Gary Jones, on the other hand, testified that only 50% to 55% of the value of the inventory sold to Bond had been on the shelves since before September 22, 1982, and 45% to 50% of the value of the inventory had been acquired after that date. The Simonses attempted to impeach Jones' testimony based on Jones' purported tax liability to the extent the debtor does not pay the IRS in full. See Emshwiller v. United States, 565 F.2d 1042 (8th Cir. 1977) where the court upheld an IRS assessment against a corporate employee who had been responsible for the corporation's withholding of taxes from employees' wages.
Despite Jones' possible stake in the outcome of this proceeding, this Court finds that his testimony is more credible than Bond's testimony. This Court has the discretion to choose whose testimony to believe based on witness demeanor and manner of testifying. Volis v. Puritan Life Ins. Co., 548 F.2d 895, 901 (10th Cir. 1977).

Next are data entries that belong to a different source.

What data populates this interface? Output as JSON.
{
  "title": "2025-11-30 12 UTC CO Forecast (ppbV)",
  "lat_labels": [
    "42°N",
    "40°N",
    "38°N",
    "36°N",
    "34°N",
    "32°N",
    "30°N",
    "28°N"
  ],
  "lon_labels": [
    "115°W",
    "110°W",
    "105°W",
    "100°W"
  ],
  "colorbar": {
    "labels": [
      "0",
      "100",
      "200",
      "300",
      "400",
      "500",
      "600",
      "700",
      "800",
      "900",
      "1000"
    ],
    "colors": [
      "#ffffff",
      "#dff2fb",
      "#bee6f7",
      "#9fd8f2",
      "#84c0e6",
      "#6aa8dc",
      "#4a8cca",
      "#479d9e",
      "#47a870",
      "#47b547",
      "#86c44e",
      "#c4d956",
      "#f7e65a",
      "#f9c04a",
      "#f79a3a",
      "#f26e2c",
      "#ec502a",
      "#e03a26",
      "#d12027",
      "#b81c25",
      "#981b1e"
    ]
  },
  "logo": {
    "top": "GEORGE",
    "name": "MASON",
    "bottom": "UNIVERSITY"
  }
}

Furthermore, other evidence corroborates Jones' testimony. When Jones bought the store in 1979 the inventory level was at $19,000.00. This level was presumably maintained, as required by the security agreement. When the store was sold to Bond in 1983, the level had dropped to $15,000.00. The Court believes this $4,000.00 drop in inventory was due to the close out sale Jones had and Jones' admitted decrease in new inventory purchased in the months prior to bankruptcy. If Jones had virtually stopped buying new inventory, as Bond testified, surely there would have been less than $15,000.00 inventory on hand when Bond bought the store. Jones' testimony that 45% to 50% of the inventory had been acquired after September 22, 1982, appears accurate.

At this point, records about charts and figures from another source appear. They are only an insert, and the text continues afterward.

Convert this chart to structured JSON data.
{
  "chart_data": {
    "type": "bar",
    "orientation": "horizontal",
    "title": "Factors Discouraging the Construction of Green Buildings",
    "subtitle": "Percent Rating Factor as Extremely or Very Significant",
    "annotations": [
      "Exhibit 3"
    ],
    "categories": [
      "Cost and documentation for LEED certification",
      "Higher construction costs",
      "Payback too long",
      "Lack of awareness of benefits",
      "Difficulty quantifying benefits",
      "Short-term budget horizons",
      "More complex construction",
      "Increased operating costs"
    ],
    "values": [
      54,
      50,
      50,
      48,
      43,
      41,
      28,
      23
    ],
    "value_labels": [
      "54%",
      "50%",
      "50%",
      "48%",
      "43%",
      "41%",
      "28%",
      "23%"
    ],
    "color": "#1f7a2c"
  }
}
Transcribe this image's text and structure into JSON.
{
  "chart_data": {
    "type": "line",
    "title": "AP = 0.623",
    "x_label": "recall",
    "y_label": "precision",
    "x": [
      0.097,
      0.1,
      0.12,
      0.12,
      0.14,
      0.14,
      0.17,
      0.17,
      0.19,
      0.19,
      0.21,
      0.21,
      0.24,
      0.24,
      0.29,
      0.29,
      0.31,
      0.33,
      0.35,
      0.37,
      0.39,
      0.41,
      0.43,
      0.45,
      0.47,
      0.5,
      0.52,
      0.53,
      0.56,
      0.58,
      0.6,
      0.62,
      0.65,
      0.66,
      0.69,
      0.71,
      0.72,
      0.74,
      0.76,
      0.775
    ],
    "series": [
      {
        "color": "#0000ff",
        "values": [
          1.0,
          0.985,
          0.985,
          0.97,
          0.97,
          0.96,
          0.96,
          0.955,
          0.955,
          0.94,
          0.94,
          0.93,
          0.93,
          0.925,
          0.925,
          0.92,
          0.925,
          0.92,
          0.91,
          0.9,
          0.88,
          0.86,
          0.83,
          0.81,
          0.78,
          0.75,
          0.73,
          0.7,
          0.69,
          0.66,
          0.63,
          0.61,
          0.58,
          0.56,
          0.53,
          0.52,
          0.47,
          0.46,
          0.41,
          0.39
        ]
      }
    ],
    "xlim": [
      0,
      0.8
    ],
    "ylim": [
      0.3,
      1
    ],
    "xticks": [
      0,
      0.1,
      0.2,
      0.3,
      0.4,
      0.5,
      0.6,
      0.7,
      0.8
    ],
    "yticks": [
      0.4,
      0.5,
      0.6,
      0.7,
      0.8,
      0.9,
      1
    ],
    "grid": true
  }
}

The Court therefore finds that the Simonses had a choate security interest and superior lien in 50% of the inventory, or $7,500.00 of the proceeds, at the time the notice of tax lien was filed. The other $7,500.00 in inventory was acquired after the notice of tax lien, and the I.R.S. has a superior lien against it.
IT IS THEREFORE, BY THE COURT, CONSIDERED AND ORDERED That the trustee distribute the $15,000.00 in inventory proceeds as follows: $7,500.00 to the Simonses; and $7,500.00 to I.R.S.